The roar of gunfire at the strip mall echoed at half-strength in his head. The idea of getting into a gunfight here, in a house that so resembled all the houses he’d ever visited or lived in, made his heart beat in a strong upward direction, as if it could lift him into the plane of reality where the guns had already come alive. In a moment of absent-minded panic, he looked out the window.
Nothing but dark outlines of lawns and cars, struck out for a moment in bright fragments by a silent flash of lightning.
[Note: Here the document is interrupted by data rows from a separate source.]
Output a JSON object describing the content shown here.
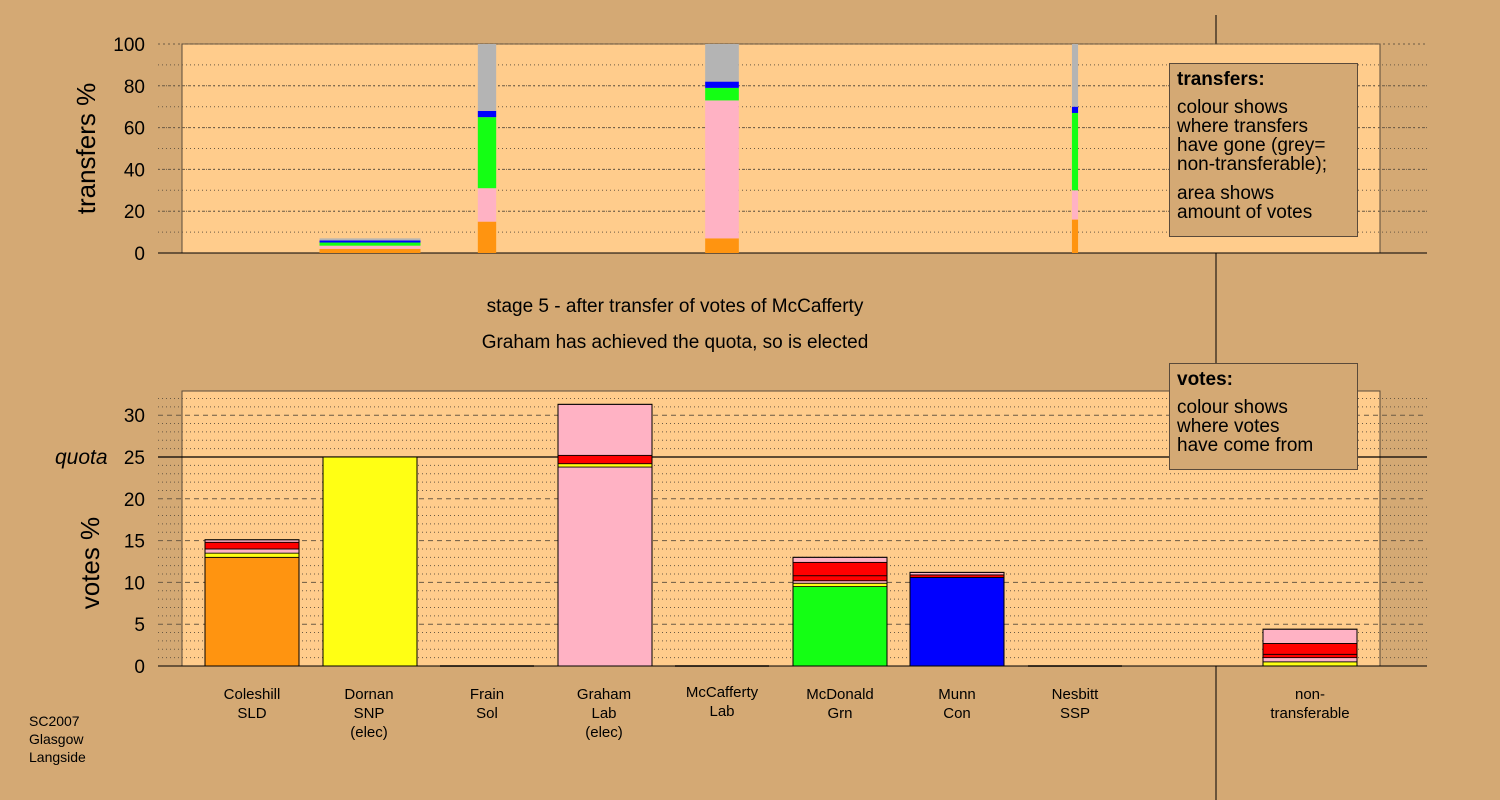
{
  "caption": {
    "stage": "stage 5 - after transfer of votes of McCafferty",
    "result": "Graham has achieved the quota, so is elected"
  },
  "source_note": [
    "SC2007",
    "Glasgow",
    "Langside"
  ],
  "legend_transfers": {
    "title": "transfers:",
    "line1": [
      "colour shows",
      "where transfers",
      "have gone (grey=",
      "non-transferable);"
    ],
    "line2": [
      "area shows",
      "amount of votes"
    ]
  },
  "legend_votes": {
    "title": "votes:",
    "lines": [
      "colour shows",
      "where votes",
      "have come from"
    ]
  },
  "quota_label": "quota",
  "colors": {
    "background": "#d4a974",
    "plot_bg": "#ffcc8c",
    "SLD": "#ff9410",
    "SNP": "#ffff14",
    "Lab": "#ffb2c4",
    "Sol": "#ff0000",
    "SSP": "#ff0000",
    "Grn": "#14ff14",
    "Con": "#0000ff",
    "nontransferable": "#b4b4b4"
  },
  "candidates": [
    {
      "name": "Coleshill",
      "party": "SLD",
      "note": ""
    },
    {
      "name": "Dornan",
      "party": "SNP",
      "note": "(elec)"
    },
    {
      "name": "Frain",
      "party": "Sol",
      "note": ""
    },
    {
      "name": "Graham",
      "party": "Lab",
      "note": "(elec)"
    },
    {
      "name": "McCafferty",
      "party": "Lab",
      "note": ""
    },
    {
      "name": "McDonald",
      "party": "Grn",
      "note": ""
    },
    {
      "name": "Munn",
      "party": "Con",
      "note": ""
    },
    {
      "name": "Nesbitt",
      "party": "SSP",
      "note": ""
    },
    {
      "name": "non-",
      "party": "transferable",
      "note": ""
    }
  ],
  "chart_data": [
    {
      "type": "bar",
      "title": "transfers",
      "ylabel": "transfers %",
      "ylim": [
        0,
        100
      ],
      "yticks": [
        0,
        20,
        40,
        60,
        80,
        100
      ],
      "grid": true,
      "legend_position": "top-right",
      "bars": [
        {
          "candidate": "Dornan",
          "width_share": 0.066,
          "segments": [
            {
              "to": "SLD",
              "from": 0,
              "to_value": 2
            },
            {
              "to": "Lab",
              "from": 2,
              "to_value": 3.5
            },
            {
              "to": "Grn",
              "from": 3.5,
              "to_value": 5
            },
            {
              "to": "Con",
              "from": 5,
              "to_value": 6
            },
            {
              "to": "nontransferable",
              "from": 6,
              "to_value": 7
            }
          ]
        },
        {
          "candidate": "Frain",
          "width_share": 0.012,
          "segments": [
            {
              "to": "SLD",
              "from": 0,
              "to_value": 15
            },
            {
              "to": "Lab",
              "from": 15,
              "to_value": 31
            },
            {
              "to": "Grn",
              "from": 31,
              "to_value": 65
            },
            {
              "to": "Con",
              "from": 65,
              "to_value": 68
            },
            {
              "to": "nontransferable",
              "from": 68,
              "to_value": 100
            }
          ]
        },
        {
          "candidate": "McCafferty",
          "width_share": 0.022,
          "segments": [
            {
              "to": "SLD",
              "from": 0,
              "to_value": 7
            },
            {
              "to": "Lab",
              "from": 7,
              "to_value": 73
            },
            {
              "to": "Grn",
              "from": 73,
              "to_value": 79
            },
            {
              "to": "Con",
              "from": 79,
              "to_value": 82
            },
            {
              "to": "nontransferable",
              "from": 82,
              "to_value": 100
            }
          ]
        },
        {
          "candidate": "Nesbitt",
          "width_share": 0.004,
          "segments": [
            {
              "to": "SLD",
              "from": 0,
              "to_value": 16
            },
            {
              "to": "Lab",
              "from": 16,
              "to_value": 30
            },
            {
              "to": "Grn",
              "from": 30,
              "to_value": 67
            },
            {
              "to": "Con",
              "from": 67,
              "to_value": 70
            },
            {
              "to": "nontransferable",
              "from": 70,
              "to_value": 100
            }
          ]
        }
      ]
    },
    {
      "type": "bar",
      "title": "votes",
      "ylabel": "votes %",
      "ylim": [
        0,
        33
      ],
      "yticks": [
        0,
        5,
        10,
        15,
        20,
        25,
        30
      ],
      "quota": 25,
      "grid": true,
      "legend_position": "top-right",
      "bars": [
        {
          "candidate": "Coleshill",
          "segments": [
            {
              "from_party": "SLD",
              "value": 13.0
            },
            {
              "from_party": "SNP",
              "value": 0.5
            },
            {
              "from_party": "Lab",
              "value": 0.5
            },
            {
              "from_party": "Sol",
              "value": 0.8
            },
            {
              "from_party": "Lab",
              "value": 0.3
            }
          ]
        },
        {
          "candidate": "Dornan",
          "segments": [
            {
              "from_party": "SNP",
              "value": 25.0
            }
          ]
        },
        {
          "candidate": "Frain",
          "segments": []
        },
        {
          "candidate": "Graham",
          "segments": [
            {
              "from_party": "Lab",
              "value": 23.8
            },
            {
              "from_party": "SNP",
              "value": 0.4
            },
            {
              "from_party": "Sol",
              "value": 1.0
            },
            {
              "from_party": "Lab",
              "value": 6.1
            }
          ]
        },
        {
          "candidate": "McCafferty",
          "segments": []
        },
        {
          "candidate": "McDonald",
          "segments": [
            {
              "from_party": "Grn",
              "value": 9.5
            },
            {
              "from_party": "SNP",
              "value": 0.4
            },
            {
              "from_party": "Lab",
              "value": 0.3
            },
            {
              "from_party": "Sol",
              "value": 0.6
            },
            {
              "from_party": "SSP",
              "value": 1.6
            },
            {
              "from_party": "Lab",
              "value": 0.6
            }
          ]
        },
        {
          "candidate": "Munn",
          "segments": [
            {
              "from_party": "Con",
              "value": 10.6
            },
            {
              "from_party": "SSP",
              "value": 0.3
            },
            {
              "from_party": "Lab",
              "value": 0.3
            }
          ]
        },
        {
          "candidate": "Nesbitt",
          "segments": []
        },
        {
          "candidate": "non-transferable",
          "segments": [
            {
              "from_party": "SNP",
              "value": 0.5
            },
            {
              "from_party": "Lab",
              "value": 0.5
            },
            {
              "from_party": "Sol",
              "value": 0.4
            },
            {
              "from_party": "SSP",
              "value": 1.3
            },
            {
              "from_party": "Lab",
              "value": 1.7
            }
          ]
        }
      ]
    }
  ]
}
Halfway down the stairs, he suddenly felt that he was the only person in the house. Every room stretched dark and empty in his mind like things revealed by some threatening force, and he almost missed a step. Every bullet in every casing in every magazine in the house felt pointed at him. Just a mass of flesh on a staircase waiting to hurt.
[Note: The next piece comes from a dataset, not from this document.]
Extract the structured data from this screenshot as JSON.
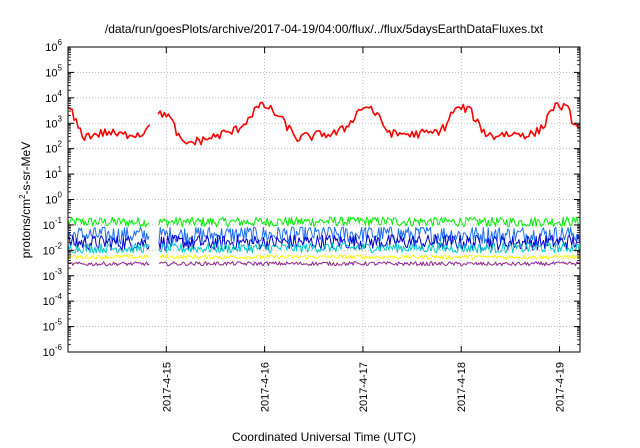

He took the last steps two at a time and when he turned at the bottom, Sam’s face floated in TV light in the living room. She looked over at him, eyes glowing like moonstones. Nothing but pure curiosity in them. A thing to be protected, just as exposed as he was. Stepping into the dark living room, the fear remained, a thing to be endured.
“You ready? You weren’t just up there beating it were you?”
“No, I like to go into these things fully loaded.”
“Nice.” She winced at him and left the controller on the table and her immobile avatar got gunned down by a figure bunny hopping across the screen. In the kitchen, they got two water bottles out of the fridge. Gradie noticed a Jericho 9mm in the door shelf and five frag grenades in the crisper. Sam took her bag with her into the garage.
“Are we coming back here afterwards?” Gradie asked.
“No. Never want to go to the same place twice in one day, at the least.” She set her bag in the back seat and opened up one of the shelves.
“So, what? Another safe house?”
“One thing at a time. Here.” She passed him a plate carrier, a soft armor low profile kind the twins had cooked up, and put the plates on a small table. He took his jacket off and started putting them on.
“Shouldn’t we have a place in mind?”
“No, because we might end up trying to lose the cops and wind up on the other side of town anyway,” Sam said.
“Or one of you might get shot and we’ll need a place with a sterile room.” EP came in suddenly.
“How many you think are gonna be there?” Gradie asked.
“Hopefully zero. If any show up, run.” She clicked off the line.
Sam chambered a round into something and shut the passenger door. She came around to the driver's side door with a pistol in her hand, a subcompact Beretta PX4 Storm with the stealth decockers. She put it in her coat pocket and got in the jeep.
“Get in the back.” There was no taunting in her voice this time and Gradie got in without a word. He saw the stock of a weapon over the edge of the passenger seat. The garage light went out as the door went up and Sam’s face was lit up like an angel as she watched a rearview camera in the dash.
Gradie looked out the back window. A solid sheet of rain. The streetlights floating in clouds of chaos. They backed out and the downpour took over the windows and everything was water until Sam flipped on the front and rear wipers, then it was like moving through a tunnel.
Sam flipped on the stereo and Juno by ASC gave the entire ride an extra otherworldly feel, but it was the reality of the situation that had Gradie’s heart beating out of his chest.